Os Mosqueteiros (do livro Para Quem Não Tem Colírio)

    Estou na cassa de uma amiga, aguardamos seu irmão e amigos para o almoço. Ao chegarem, observo que em um deles, faltando pedaço da sobrancelha.
    - Passou no vestibular?
    - Não, cairam, assim como alguns da cabeça, é estresse.
    Fiquei intrigada de como um jovem da geração coca-cola, parecendo não estar nem aí, chega a esse nível de doença.
    Ironizei: - que grandes negócios você deixou de fechar?
    - Tudo começou quando comecei a trabalhar numa empresa de informática. Estava muito empolgado, até que houve mudanças, as metas mais apertadas. Fui excluído da equipe porque tirei licença médida, meu chefe achou que eu não era capaz de aguentar pressão. A namorada queixava-se de minha ausência, do tempo que dedicava aos amigos. Perdi o emprego e a namorada. Então começaram a cair os pelos. Pode não parecer, mas tenho vinte e cinco anos. Tinha uma meta, pretendia já ter vida estável e patrimônio formado aos vinte e oito.
    - Por que o namoro acabou?
    Depois de várias respostas que não convenceram nem a ele mesmo, respondeu:
    - Ela deixou de fumar maconha e queria que eu parasse. Tinha raiva de meus amigos porque fumam.
     - Não foi esse o motivo, interveio o amigo, ela tinha raiva porque eu o aconselhava a não faltar à faculdade para ficar com ela.

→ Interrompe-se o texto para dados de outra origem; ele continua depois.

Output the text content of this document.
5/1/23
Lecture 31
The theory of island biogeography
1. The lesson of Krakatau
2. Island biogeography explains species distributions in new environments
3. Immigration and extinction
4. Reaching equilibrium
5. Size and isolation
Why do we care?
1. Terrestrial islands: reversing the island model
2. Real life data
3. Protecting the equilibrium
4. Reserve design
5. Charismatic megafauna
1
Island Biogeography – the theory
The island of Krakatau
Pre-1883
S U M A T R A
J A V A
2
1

    E continuou: - Cada vez que um de nós se desvia, os outros interferem. Eu também tenho uma meta, estou na faculdade e espero ser independente financeiramente nos próximos oito anos. Não sei por que as pessoas implicam tanto com maconha, que só faz mal a quem consome. Não somos daqueles que roubam os pais.



    Fiquei surpresa ao constatar que esses jovens não eram alienados, apenas não conseguiam encaixar-se ao desumano ritmo do atual sistema produtivo. Imaginei o que seria de mim, que tantas vezes já me ausentei do serviço por problemas emocionais, estivesse hoje ingressando no mercado de trabalho. Observei que o que os une é a necessidade de proteção, a vigilância para que os excessos não os afastem de seus sonhos. Fico pensando na incoerência de pessoas ambiciosas optarem por consumir drogas, cujos efeitos cada vez mais os distanciam do sistema competitivo.



    Enquanto o lema de um por todos e todos por um for direcionado para a auto indulgência recíproca, o verdadeiro inimigo continua fazendo estragos irreversíveis.